Merrill: Repatriated Income Will Have Minor Economic Impact

March 7, 2005
Last year's American Jobs Creation Act notably repealed a U.S. export tax subsidy that the World Trade Organization had ruled was illegal. It also notably included a one-year provision allowing U.S. companies to repatriate income from foreign affiliates ...

Last year's American Jobs Creation Act notably repealed a U.S. export tax subsidy that the World Trade Organization had ruled was illegal. It also notably included a one-year provision allowing U.S. companies to repatriate income from foreign affiliates at reduced rates. Of the about $600 billion that it figures is eligible for repatriation, only about $250 billion will be repatriated, says Merrill Lynch & Co., New York.

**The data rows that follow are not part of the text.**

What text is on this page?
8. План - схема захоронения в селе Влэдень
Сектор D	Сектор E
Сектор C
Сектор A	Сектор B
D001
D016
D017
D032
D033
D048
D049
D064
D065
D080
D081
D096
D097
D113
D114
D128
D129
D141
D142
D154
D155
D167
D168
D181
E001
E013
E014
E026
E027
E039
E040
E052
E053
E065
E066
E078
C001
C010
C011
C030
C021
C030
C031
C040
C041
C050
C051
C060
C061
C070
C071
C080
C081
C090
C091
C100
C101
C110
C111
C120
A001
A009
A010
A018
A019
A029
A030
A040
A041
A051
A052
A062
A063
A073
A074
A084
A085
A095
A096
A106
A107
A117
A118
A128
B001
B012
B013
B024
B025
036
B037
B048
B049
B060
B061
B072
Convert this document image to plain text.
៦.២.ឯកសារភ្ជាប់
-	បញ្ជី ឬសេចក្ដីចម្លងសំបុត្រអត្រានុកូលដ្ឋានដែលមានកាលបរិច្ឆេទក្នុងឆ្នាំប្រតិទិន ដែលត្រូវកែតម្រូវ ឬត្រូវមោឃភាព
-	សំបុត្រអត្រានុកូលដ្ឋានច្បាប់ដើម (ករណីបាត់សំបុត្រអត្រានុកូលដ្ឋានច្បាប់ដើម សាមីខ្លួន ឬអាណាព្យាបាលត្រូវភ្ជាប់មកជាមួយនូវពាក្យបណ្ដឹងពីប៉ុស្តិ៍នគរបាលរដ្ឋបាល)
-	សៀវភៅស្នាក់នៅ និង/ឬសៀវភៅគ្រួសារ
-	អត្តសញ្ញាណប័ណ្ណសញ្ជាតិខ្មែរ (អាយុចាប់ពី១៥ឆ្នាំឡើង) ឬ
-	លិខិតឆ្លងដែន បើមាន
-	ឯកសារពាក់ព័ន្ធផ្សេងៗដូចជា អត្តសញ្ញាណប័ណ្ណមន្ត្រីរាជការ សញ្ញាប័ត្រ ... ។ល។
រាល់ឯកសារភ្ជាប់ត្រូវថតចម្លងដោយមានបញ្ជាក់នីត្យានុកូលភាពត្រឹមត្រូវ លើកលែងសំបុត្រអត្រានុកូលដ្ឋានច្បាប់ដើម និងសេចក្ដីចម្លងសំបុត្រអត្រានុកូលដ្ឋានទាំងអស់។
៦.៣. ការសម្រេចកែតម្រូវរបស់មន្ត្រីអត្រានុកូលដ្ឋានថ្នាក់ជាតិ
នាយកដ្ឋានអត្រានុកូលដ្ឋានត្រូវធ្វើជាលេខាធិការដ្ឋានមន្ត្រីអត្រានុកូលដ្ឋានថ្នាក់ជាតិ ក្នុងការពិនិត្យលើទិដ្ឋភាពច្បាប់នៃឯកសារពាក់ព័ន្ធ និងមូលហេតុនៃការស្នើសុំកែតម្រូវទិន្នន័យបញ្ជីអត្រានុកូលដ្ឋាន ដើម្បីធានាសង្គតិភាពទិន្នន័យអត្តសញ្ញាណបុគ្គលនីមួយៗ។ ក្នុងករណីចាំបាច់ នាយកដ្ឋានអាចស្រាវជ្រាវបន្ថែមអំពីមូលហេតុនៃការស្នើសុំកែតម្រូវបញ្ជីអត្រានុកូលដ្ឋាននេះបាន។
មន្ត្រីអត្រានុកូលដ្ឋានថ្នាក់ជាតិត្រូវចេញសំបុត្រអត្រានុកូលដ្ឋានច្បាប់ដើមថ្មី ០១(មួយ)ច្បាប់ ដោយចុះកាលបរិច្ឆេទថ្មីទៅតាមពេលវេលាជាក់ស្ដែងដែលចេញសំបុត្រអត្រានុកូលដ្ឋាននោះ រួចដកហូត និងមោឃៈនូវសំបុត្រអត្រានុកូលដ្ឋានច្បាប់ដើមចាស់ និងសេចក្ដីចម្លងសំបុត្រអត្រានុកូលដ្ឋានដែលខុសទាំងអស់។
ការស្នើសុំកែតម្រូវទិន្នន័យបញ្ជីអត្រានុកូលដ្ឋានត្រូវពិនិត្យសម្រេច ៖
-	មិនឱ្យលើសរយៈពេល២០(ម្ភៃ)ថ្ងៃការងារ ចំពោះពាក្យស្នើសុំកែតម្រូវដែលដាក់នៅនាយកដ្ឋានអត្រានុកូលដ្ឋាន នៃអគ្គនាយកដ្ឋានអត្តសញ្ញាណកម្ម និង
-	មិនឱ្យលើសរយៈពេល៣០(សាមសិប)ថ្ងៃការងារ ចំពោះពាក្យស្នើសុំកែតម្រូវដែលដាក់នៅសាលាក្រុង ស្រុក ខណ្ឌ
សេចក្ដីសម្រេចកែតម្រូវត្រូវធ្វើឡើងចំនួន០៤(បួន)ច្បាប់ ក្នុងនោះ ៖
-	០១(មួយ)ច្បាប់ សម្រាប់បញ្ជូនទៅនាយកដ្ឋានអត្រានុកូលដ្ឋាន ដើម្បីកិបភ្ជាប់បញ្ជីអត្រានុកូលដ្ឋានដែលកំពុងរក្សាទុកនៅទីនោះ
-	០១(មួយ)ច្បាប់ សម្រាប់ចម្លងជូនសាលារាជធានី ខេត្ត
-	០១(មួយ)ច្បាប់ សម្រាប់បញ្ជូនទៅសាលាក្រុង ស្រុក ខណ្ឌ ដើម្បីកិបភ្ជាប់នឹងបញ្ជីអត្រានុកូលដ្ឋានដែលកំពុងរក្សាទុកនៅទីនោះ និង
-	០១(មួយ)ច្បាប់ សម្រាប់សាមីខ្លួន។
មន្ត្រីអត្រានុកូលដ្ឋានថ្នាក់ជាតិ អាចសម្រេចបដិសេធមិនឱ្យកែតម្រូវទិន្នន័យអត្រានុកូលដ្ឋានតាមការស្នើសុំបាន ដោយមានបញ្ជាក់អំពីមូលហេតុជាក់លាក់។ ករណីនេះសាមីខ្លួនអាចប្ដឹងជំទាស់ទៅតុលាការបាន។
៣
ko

"When all the direct and indirect effects are taken into account, and keeping in mind that a non-trivial part of the flows will be directed toward non-economic items, the overall macro impact is far less than generally perceived by the economics community, which assume that a large proportion will be used for capex [capital expenditures] or some facsimile thereof," says Merrill.

Specifically, if the cash goes mainly to reducing company debt and shoring up pension funds and to a lesser extent to job training and capital outlays, the five-year economic impact of repatriation would be to create a total of 600,000 jobs, raise the U.S. savings rate by 1.4 percentage points and add just 0.12 of a percentage point to GDP each year.